After registering, you will enter the preoperative area. The nursing staff will administer eye medications, such as dilating drops. An I.V. will be started in your arm so that sedatives can be administered during the operation. Because the eye medications require a significant amount of time to work, a relative or friend can accompany you during this waiting period in the preoperative area. If you do not speak English, please bring a companion who does. Some patients bring their own music with headphones.
You will receive sedatives to help you feel relaxed, but you won’t be completely asleep. Your eye will be numb, but you may feel drops and some mild pressure at times. Your lids will be held open so that you can’t blink. You will not see instruments or the surgery itself – you will only be able to see light and bright colors during the operation. Most patients relax and listen to the background music.
You will be able to return home after a brief rest in the recovery area. For cataract surgery, we do not expect to restrict your diet, your activities, your sleeping position, or the use of your eyes for TV or reading after surgery. Aspirin, Tylenol, or other over-the-counter pain relievers are usually adequate for any post-op aching. It is generally advisable to take a nap to decrease any residual effects from the sedatives. This also lessens the watering and the scratchy feeling that is normally felt during the first day.
You should expect the vision to be quite blurred at first. It is common for your pupil to remain enlarged from the dilating drops for up to 36 hours. The sedatives can blur your recollection of the day’s events. For this reason, it is best to save non-essential questions for your first postoperative office visit.

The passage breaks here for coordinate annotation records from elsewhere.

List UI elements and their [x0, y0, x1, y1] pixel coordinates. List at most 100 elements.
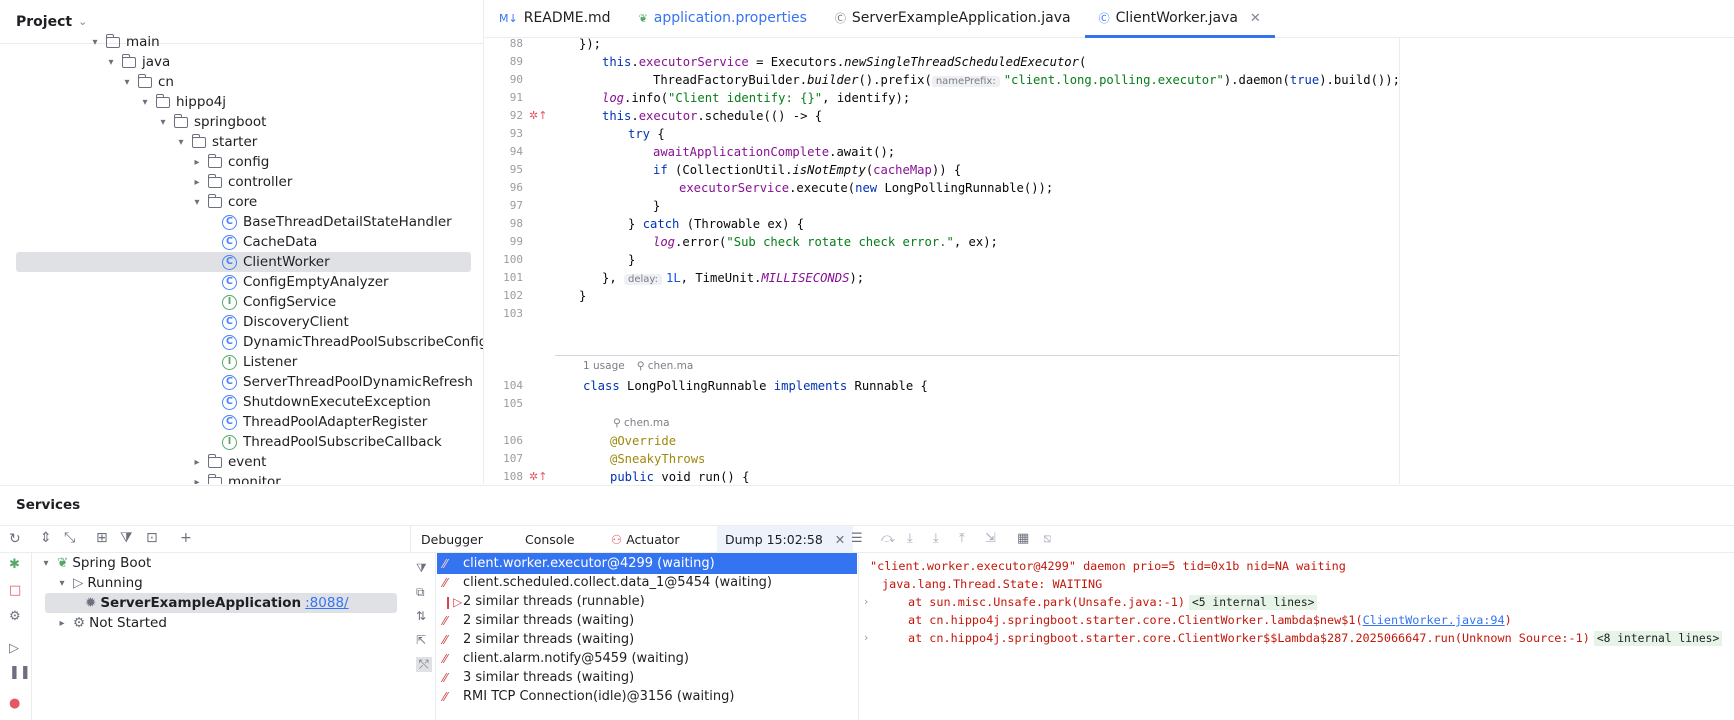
- export-icon[interactable]: ⇱: [416, 633, 426, 647]
- thread-row[interactable]: ⁄⁄ 3 similar threads (waiting): [437, 667, 857, 688]
- tab-dump[interactable]: Dump 15:02:58 ✕: [717, 526, 854, 553]
- tree-item-basethreaddetailstatehandler[interactable]: C BaseThreadDetailStateHandler: [222, 212, 452, 232]
- chevron-down-icon[interactable]: ▾: [104, 57, 118, 68]
- tab-clientworker-java[interactable]: Ⓒ ClientWorker.java ✕: [1084, 0, 1276, 38]
- author-hint[interactable]: ⚲ chen.ma: [613, 413, 670, 433]
- chevron-down-icon[interactable]: ▾: [190, 197, 204, 208]
- class-icon: C: [222, 414, 237, 430]
- pause-icon[interactable]: ❚❚: [9, 665, 31, 680]
- tree-item-event[interactable]: ▸ event: [190, 452, 266, 472]
- step-into-icon[interactable]: ⤓: [907, 531, 913, 546]
- step-out-icon[interactable]: ⤒: [959, 531, 965, 546]
- services-node-not-started[interactable]: ▸ ⚙ Not Started: [55, 613, 166, 633]
- tree-item-threadpoolsubscribecallback[interactable]: I ThreadPoolSubscribeCallback: [222, 432, 442, 452]
- resume-icon[interactable]: ▷: [9, 641, 19, 656]
- filter-icon[interactable]: ⧩: [120, 530, 133, 546]
- tree-item-configemptyanalyzer[interactable]: C ConfigEmptyAnalyzer: [222, 272, 389, 292]
- menu-icon[interactable]: ☰: [851, 531, 863, 546]
- tree-item-starter[interactable]: ▾ starter: [174, 132, 257, 152]
- thread-row[interactable]: ⁄⁄ client.alarm.notify@5459 (waiting): [437, 648, 857, 669]
- tree-item-core[interactable]: ▾ core: [190, 192, 257, 212]
- force-step-into-icon[interactable]: ⤓: [933, 531, 939, 546]
- chevron-down-icon[interactable]: ▾: [156, 117, 170, 128]
- code-editor[interactable]: 88 89 90 91 92 93 94 95 96 97 98 99 100 101 102 103 104 1…: [485, 38, 1734, 484]
- chevron-right-icon[interactable]: ▸: [190, 157, 204, 168]
- port-link[interactable]: :8088/: [305, 595, 348, 611]
- source-link[interactable]: ClientWorker.java:94: [1363, 613, 1505, 627]
- thread-row[interactable]: ⁄⁄ 2 similar threads (waiting): [437, 629, 857, 650]
- internal-lines-fold[interactable]: <5 internal lines>: [1189, 595, 1318, 610]
- tree-item-serverthreadpooldynamicrefresh[interactable]: C ServerThreadPoolDynamicRefresh: [222, 372, 473, 392]
- implementation-marker-icon[interactable]: ✲↑: [529, 467, 547, 484]
- usages-hint[interactable]: 1 usage ⚲ chen.ma: [583, 356, 693, 376]
- settings-icon[interactable]: ⚙: [9, 609, 21, 624]
- tree-item-main[interactable]: ▾ main: [88, 32, 160, 52]
- merge-icon[interactable]: ⤲: [416, 657, 432, 672]
- thread-dump-view[interactable]: "client.worker.executor@4299" daemon pri…: [860, 553, 1734, 720]
- tree-item-listener[interactable]: I Listener: [222, 352, 297, 372]
- expand-all-icon[interactable]: ⇕: [40, 530, 52, 546]
- thread-label: 2 similar threads (waiting): [463, 613, 635, 628]
- new-tab-icon[interactable]: ⊡: [146, 530, 158, 546]
- chevron-down-icon[interactable]: ▾: [138, 97, 152, 108]
- tree-item-threadpooladapterregister[interactable]: C ThreadPoolAdapterRegister: [222, 412, 427, 432]
- tree-item-controller[interactable]: ▸ controller: [190, 172, 292, 192]
- parameter-hint: namePrefix:: [931, 76, 1000, 87]
- services-node-app[interactable]: ✹ ServerExampleApplication:8088/: [45, 593, 397, 613]
- tree-item-cn[interactable]: ▾ cn: [120, 72, 174, 92]
- project-header[interactable]: Project ⌄: [0, 0, 483, 44]
- tree-item-cachedata[interactable]: C CacheData: [222, 232, 317, 252]
- copy-icon[interactable]: ⧉: [416, 585, 425, 600]
- tab-debugger[interactable]: Debugger: [421, 526, 483, 553]
- tab-actuator[interactable]: ⚇ Actuator: [611, 526, 680, 553]
- debug-icon[interactable]: ✱: [9, 557, 20, 572]
- tree-item-config[interactable]: ▸ config: [190, 152, 269, 172]
- close-icon[interactable]: ✕: [1250, 11, 1261, 26]
- breakpoints-icon[interactable]: ●: [9, 696, 20, 711]
- collapse-all-icon[interactable]: ⤡: [64, 530, 75, 546]
- services-node-running[interactable]: ▾ ▷ Running: [55, 573, 142, 593]
- chevron-down-icon[interactable]: ▾: [174, 137, 188, 148]
- internal-lines-fold[interactable]: <8 internal lines>: [1593, 631, 1723, 646]
- close-icon[interactable]: ✕: [835, 532, 845, 547]
- refresh-icon[interactable]: ↻: [9, 531, 21, 547]
- tree-item-monitor[interactable]: ▸ monitor: [190, 472, 281, 484]
- class-icon: C: [222, 374, 237, 390]
- thread-row[interactable]: ❙▷ 2 similar threads (runnable): [437, 591, 857, 612]
- tree-item-hippo4j[interactable]: ▾ hippo4j: [138, 92, 226, 112]
- add-icon[interactable]: +: [180, 530, 192, 546]
- tab-console[interactable]: Console: [525, 526, 575, 553]
- expand-icon[interactable]: ›: [864, 631, 868, 644]
- chevron-down-icon[interactable]: ⌄: [78, 15, 87, 28]
- tab-serverexampleapplication-java[interactable]: Ⓒ ServerExampleApplication.java: [821, 0, 1085, 37]
- tree-item-dynamicthreadpoolsubscribeconfig[interactable]: C DynamicThreadPoolSubscribeConfig: [222, 332, 483, 352]
- group-icon[interactable]: ⊞: [96, 530, 108, 546]
- tree-item-configservice[interactable]: I ConfigService: [222, 292, 336, 312]
- chevron-down-icon[interactable]: ▾: [88, 37, 102, 48]
- chevron-right-icon[interactable]: ▸: [190, 177, 204, 188]
- evaluate-icon[interactable]: ▦: [1017, 531, 1029, 546]
- stop-icon[interactable]: □: [9, 583, 21, 598]
- expand-icon[interactable]: ›: [864, 595, 868, 608]
- step-over-icon[interactable]: ⤼: [881, 531, 895, 546]
- mute-icon[interactable]: ⧅: [1043, 531, 1051, 546]
- run-to-cursor-icon[interactable]: ⇲: [985, 531, 996, 546]
- sort-icon[interactable]: ⇅: [416, 609, 426, 623]
- implementation-marker-icon[interactable]: ✲↑: [529, 106, 547, 126]
- tree-item-discoveryclient[interactable]: C DiscoveryClient: [222, 312, 349, 332]
- tree-item-clientworker[interactable]: C ClientWorker: [16, 252, 471, 272]
- chevron-right-icon[interactable]: ▸: [190, 457, 204, 468]
- chevron-down-icon[interactable]: ▾: [120, 77, 134, 88]
- tree-item-shutdownexecuteexception[interactable]: C ShutdownExecuteException: [222, 392, 431, 412]
- tab-application-properties[interactable]: ❦ application.properties: [625, 0, 821, 37]
- thread-row[interactable]: ⁄⁄ client.scheduled.collect.data_1@5454 (…: [437, 572, 857, 593]
- tree-item-java[interactable]: ▾ java: [104, 52, 170, 72]
- thread-row[interactable]: ⁄⁄ 2 similar threads (waiting): [437, 610, 857, 631]
- thread-row[interactable]: ⁄⁄ client.worker.executor@4299 (waiting): [437, 553, 857, 574]
- chevron-right-icon[interactable]: ▸: [190, 477, 204, 485]
- tab-readme-md[interactable]: M↓ README.md: [485, 0, 625, 37]
- tree-item-springboot[interactable]: ▾ springboot: [156, 112, 266, 132]
- filter-icon[interactable]: ⧩: [416, 561, 427, 576]
- thread-row[interactable]: ⁄⁄ RMI TCP Connection(idle)@3156 (waiting…: [437, 686, 857, 707]
- services-node-spring-boot[interactable]: ▾ ❦ Spring Boot: [39, 553, 151, 573]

Instructions for YAG Laser patients
The YAG laser procedure is not true “surgery” and it is performed in a small treatment room rather than an operating room. You should prepare for this just as you would for an eye examination in your doctor’s office. Your regular medications, such as pills or eye drops, should be taken at the normal times. You will not change clothing, nor receive any sedation. Only the treated eye will be dilated, and it will be numbed with anesthetic drops.
You will be seated at an eye microscope similar to that used for a routine eye exam. The microscope is used to steady your head, and to focus and administer the laser treatment. A special focusing lens will be placed on the eye to control eye movements and to prevent the lids from closing. Because the amount of laser energy is so small, there is no effect on the other eye or other parts of your body. There is a clicking sensation as the laser is administered. Following the treatment, there may be temporary blurring during the first day. The eye may be slightly irritated later in the day, but pain is uncommon, and a bandage is not necessary.